I went to the Miami Book Fair Friday, but I only really did the street fair. The events are so scattered across two weeks and various times that making one is a bit of a challenge since Miami isn’t exactly down the street. And it rained Saturday and Sunday, so I’m glad I got to the street fair while it was nice. In the past, I’ve tried to talk friends into going, but it’s not really their thing. It’s a bunch of book and they aren’t “book people.”

That said, despite feeling recharged by changing up my surroundings, and taking the train down and interacting with random people was interesting, I left feeling somewhat like a ghost capable of touching physical objects. I bought books at three tables, but I never felt like I was “participating.” I didn’t feel connected to the event in any way and my longest exchange of the day was with a woman who needed reassurance she was on the right train platform.

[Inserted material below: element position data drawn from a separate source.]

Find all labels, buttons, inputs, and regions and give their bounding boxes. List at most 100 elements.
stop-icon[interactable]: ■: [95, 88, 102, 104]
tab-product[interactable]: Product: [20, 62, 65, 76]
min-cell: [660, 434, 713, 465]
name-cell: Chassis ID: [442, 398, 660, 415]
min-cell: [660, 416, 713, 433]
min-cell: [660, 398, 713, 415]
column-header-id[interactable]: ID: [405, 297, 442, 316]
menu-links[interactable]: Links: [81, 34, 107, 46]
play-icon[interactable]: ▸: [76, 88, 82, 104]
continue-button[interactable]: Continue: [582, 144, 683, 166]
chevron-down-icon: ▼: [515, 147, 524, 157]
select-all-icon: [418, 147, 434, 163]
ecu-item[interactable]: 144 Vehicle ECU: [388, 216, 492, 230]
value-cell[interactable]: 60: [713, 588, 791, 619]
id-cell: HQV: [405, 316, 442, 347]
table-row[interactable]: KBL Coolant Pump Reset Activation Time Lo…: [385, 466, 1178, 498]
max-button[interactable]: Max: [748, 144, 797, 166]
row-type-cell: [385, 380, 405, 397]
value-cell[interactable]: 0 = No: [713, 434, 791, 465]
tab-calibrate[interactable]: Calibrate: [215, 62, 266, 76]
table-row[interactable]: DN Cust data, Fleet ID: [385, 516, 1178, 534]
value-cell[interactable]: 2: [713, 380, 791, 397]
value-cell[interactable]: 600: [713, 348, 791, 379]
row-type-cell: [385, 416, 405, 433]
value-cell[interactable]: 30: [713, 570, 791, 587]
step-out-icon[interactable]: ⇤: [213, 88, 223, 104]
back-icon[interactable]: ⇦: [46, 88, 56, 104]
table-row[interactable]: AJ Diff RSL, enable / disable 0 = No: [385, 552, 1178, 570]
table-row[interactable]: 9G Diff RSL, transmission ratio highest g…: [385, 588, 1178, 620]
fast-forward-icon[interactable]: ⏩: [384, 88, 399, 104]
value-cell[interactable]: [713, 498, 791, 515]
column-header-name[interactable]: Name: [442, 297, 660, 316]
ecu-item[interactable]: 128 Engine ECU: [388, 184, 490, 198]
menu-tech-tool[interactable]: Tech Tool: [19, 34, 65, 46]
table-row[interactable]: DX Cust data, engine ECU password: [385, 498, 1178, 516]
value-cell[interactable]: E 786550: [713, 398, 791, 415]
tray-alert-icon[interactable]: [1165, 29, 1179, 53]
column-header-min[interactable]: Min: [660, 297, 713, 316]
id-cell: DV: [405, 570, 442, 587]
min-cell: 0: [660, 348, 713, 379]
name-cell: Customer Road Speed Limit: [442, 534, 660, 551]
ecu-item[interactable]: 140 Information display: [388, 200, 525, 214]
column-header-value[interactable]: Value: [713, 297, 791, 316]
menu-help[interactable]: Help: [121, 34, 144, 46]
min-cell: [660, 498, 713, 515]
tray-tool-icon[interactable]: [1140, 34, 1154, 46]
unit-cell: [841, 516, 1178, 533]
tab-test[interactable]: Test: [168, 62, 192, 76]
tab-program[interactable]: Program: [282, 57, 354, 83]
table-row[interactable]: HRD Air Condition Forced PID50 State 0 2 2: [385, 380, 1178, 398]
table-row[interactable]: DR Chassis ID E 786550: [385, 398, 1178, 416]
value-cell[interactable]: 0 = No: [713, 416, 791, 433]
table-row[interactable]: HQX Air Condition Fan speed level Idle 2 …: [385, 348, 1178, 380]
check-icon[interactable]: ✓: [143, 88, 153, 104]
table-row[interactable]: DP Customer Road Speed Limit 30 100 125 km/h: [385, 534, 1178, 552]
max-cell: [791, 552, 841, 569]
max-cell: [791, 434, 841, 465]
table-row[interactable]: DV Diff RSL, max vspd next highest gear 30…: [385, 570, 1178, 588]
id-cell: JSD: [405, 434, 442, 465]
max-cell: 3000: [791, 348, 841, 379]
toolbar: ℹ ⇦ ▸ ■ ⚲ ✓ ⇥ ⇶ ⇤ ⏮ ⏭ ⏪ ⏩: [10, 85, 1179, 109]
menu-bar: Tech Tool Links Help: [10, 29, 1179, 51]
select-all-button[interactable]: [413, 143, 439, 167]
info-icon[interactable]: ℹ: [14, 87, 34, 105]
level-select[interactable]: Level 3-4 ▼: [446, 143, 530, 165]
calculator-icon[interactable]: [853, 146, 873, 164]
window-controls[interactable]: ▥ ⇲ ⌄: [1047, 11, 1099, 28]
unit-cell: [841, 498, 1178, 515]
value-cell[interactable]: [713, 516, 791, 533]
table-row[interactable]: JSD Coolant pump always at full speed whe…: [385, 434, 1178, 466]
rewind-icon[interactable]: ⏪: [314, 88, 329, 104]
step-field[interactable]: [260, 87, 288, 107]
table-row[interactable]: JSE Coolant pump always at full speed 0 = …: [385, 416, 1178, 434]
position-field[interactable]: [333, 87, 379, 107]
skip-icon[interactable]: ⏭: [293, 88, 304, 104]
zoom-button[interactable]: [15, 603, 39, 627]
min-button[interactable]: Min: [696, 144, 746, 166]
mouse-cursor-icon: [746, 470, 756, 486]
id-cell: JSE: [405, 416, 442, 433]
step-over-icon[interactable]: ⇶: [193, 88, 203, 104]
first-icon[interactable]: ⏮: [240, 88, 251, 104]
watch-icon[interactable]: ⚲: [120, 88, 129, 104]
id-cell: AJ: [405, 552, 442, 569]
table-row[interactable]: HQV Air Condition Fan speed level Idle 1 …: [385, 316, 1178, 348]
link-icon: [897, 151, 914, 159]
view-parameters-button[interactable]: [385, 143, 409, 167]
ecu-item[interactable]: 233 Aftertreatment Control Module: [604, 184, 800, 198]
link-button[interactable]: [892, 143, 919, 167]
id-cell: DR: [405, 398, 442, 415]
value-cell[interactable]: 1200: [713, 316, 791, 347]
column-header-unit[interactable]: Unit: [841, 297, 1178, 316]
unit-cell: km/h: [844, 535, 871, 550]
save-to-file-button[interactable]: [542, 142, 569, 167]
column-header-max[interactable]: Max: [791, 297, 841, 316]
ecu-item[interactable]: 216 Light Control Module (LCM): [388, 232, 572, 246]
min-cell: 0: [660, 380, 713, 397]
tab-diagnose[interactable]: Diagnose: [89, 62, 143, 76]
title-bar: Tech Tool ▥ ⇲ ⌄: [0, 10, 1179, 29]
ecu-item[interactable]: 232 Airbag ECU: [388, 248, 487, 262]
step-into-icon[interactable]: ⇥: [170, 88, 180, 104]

Of course, the Miami Book Fair has a strong Latin and literary flavor and I’m an outsider there. I’m a tourist. I read poetry and translated stories, but I am not their audience. I’m just cheating on my old school. I’m spicing up my reading list with mangoes and cayenne and accent marks. I’m picking up chapbooks and trying to find a voice in them because I feel I’ve lost my own.

And so, when it comes to Crime Fiction High School, I am not only a freshman in the hallway eating a stale sandwich, I’m an exchange student (surely the other school got the better deal)  in a hallway at the bottom of America’s Wang, 1000 miles from the first cafeteria in which I had no place to sit.

Anyone else feel disconnected? Invisible? Alone? Or is that just me?